In terms of reassessing efficacy endpoints, Dr. Estey and colleagues advocated for replacing overall survival (OS) with event-free survival. Not only does EFS takes less time to evaluate than OS, but it is a less confounded indicator of a new therapy or new combination's value than OS.
"I hope that our paper increases awareness that the way we go about studying targeted therapies leaves much to be desired," Dr. Estey said. "Some of the problem is simple lack of knowledge, as with preclinical studies – that is understandable. Less understandable are the problems raised in the other issues."
So, what are the biggest barriers to adoption of the changes advocated in this paper? The common culprits with any major change, Dr. Estey said: "Cost and lack of time."
Unique Complications of AML
Asked to comment on the paper by Dr. Estey's group, Farhad Ravandi, MD, of the University of Texas MD Anderson Cancer Center in Houston, said he agreed with their assessments.
"The biggest problem in AML research is the heterogeneity of the AML population. The treatment is complicated," he told ASH Clinical News. "Also, the question of transplant will always affect therapies."
For example, he explained, if you are assessing a drug in solid tumors, you give the drug to some patients and not to others; then you assess the response and survival for each group at the end of therapy. In leukemia, though, the drug is given and patients are then sent for transplant.
"If transplant was a universally curative and universally nontoxic strategy, it wouldn't affect the outcome," he said, "but it is another step that has its own benefits and mortality."
"AML is a disease with virtually no new drug approvals since 2000. The last drug that was approved was withdrawn from the market," referring to the voluntary withdrawal of gemtuzumab ozogamicin by Pfizer in 2010 after the agent was found to be associated with veno-occlusive disease in AML patients and failed to show clinical benefit in trials conducted after its approval in 2000.
Why not? Well, the good response rates to current AML therapies may be part of the issue.

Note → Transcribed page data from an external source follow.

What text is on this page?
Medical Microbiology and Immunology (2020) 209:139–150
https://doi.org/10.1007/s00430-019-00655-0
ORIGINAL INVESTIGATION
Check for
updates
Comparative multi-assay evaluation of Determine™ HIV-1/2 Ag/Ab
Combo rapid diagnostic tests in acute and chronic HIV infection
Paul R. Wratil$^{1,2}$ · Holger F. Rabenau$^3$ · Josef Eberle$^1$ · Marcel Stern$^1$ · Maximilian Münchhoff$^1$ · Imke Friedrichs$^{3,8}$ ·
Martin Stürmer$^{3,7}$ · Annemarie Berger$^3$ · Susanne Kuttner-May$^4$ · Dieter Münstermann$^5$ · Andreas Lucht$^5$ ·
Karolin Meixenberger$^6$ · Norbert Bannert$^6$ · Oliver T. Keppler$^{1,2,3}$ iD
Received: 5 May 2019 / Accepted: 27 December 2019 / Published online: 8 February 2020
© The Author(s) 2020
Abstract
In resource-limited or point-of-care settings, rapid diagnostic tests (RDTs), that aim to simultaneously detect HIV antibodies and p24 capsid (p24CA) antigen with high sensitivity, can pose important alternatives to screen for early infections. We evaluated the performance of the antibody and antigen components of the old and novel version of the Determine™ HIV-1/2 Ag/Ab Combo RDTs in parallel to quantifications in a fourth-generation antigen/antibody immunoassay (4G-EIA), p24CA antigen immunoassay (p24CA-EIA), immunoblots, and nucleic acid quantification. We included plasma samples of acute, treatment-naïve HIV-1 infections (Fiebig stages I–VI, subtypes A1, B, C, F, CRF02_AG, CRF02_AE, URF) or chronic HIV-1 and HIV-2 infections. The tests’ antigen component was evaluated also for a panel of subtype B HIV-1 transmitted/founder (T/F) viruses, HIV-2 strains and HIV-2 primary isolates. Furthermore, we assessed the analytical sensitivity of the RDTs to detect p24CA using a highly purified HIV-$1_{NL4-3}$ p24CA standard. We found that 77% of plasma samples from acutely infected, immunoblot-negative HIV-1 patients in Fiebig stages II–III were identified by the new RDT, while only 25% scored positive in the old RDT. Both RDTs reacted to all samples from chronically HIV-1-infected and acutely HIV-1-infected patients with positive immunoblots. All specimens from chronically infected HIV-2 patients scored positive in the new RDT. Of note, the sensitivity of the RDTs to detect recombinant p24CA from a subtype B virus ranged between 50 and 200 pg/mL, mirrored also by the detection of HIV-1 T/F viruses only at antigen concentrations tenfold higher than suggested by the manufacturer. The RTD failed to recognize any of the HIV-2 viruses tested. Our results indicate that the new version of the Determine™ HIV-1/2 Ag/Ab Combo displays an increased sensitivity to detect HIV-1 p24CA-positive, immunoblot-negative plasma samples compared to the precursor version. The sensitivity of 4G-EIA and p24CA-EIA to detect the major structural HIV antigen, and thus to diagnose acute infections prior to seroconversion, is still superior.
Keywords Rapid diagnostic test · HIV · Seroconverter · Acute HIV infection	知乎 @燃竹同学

"AML doctors set a higher bar for ourselves," Dr. Ravandi said. "Historically, we have cured 40 percent of AML patients; in diseases like myeloma or solid tumors, however, there has not been a similarly high long-term cure rate."
That should not be an obstacle to having new drugs approved, he added, encouraging the AML community to "talk to regulatory officials to try to get newer agents more readily available."
Estey, E, Levine R, Lowenberg, B. Current challenges in clinical development of "targeted therapies": the case of acute myeloid leukemia. Blood. 2015 March 11. [Epub ahead of print.]